Coldplay is sitting on the "biggest band in the world" precipice, and the momentum created by their first two albums (2000's Parachutes, which spawned "Yellow," and 2002's A Rush Of Blood To The Head) might just push them into the slot currently held by U2. Album three, X&Y, could have sealed the deal, had Coldplay followed their own valuable formula. Instead, they've chosen to maintain their pleasant overall sound, but reject big pop hooks almost completely. That's a subtle difference, but the hooks are also the main thing separating the British band from dozens of sound-alikes: Like 'em or not, pieces of Coldplay's songsthe guitar line in "Yellow," the opening lyrics of "The Scientist," the piano intro to "Clocks"are undeniably, sometimes brilliantly sticky.

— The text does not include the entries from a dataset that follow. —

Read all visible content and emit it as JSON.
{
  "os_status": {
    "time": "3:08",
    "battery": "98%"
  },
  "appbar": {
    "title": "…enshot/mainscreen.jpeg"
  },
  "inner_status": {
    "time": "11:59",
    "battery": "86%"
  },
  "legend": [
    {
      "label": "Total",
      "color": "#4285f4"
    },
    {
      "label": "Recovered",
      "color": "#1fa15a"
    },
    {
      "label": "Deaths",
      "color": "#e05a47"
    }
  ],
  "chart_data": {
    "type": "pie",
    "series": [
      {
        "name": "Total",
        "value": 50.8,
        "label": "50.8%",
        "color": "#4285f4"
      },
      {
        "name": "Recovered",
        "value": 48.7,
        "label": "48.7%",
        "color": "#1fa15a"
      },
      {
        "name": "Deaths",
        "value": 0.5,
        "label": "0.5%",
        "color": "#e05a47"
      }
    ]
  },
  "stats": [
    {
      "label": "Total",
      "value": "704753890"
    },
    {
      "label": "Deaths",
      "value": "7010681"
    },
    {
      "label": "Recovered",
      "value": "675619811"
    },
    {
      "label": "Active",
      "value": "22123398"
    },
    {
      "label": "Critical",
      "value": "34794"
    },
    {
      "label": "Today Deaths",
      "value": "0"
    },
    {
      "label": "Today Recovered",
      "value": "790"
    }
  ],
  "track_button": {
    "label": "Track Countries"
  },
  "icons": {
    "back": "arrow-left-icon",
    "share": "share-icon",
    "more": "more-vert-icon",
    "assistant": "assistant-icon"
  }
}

So it's strange and disappointing that the most memorable few seconds of the massively anticipated X&Y don't even belong to Coldplay: "Talk" recycles a synthesizer line from Kraftwerk's "Computer Love" pretty smashingly, with a guitar. (Full credit is given, though who knows whether Coldplay knew they'd lifted the line before the song was completed?) But like X&Y's other rare, bold moments, it's mostly squandered in the pursuit of atmosphere and depth; the former is reached quite often, the latter not nearly enough. Only three songs really, truly deliver: "Talk," the whooshing first single "Speed Of Sound," and the monster ballad "Fix You," which, in spite of some surprisingly rote lyrics ("When you try your best but you don't succeed"), captures everything endearing and comfortably predictable about Coldplay. They do big and emotional well, and usually have the hooks to hang them from.
But the majority of X&Y probably won't reach the astronomical, eight-figure number of beating hearts that found something to hold onto in A Rush Of Blood To The Head. Coldplay's grand sweep and general sound haven't changed, but they do little to defend against the common criticism that the band is capable of being triumphantly average. That may be too damning a statement for the better-than-average X&Y, but it does acknowledge that Coldplay, in spite of past glories, are capable of living closer to the median than they should.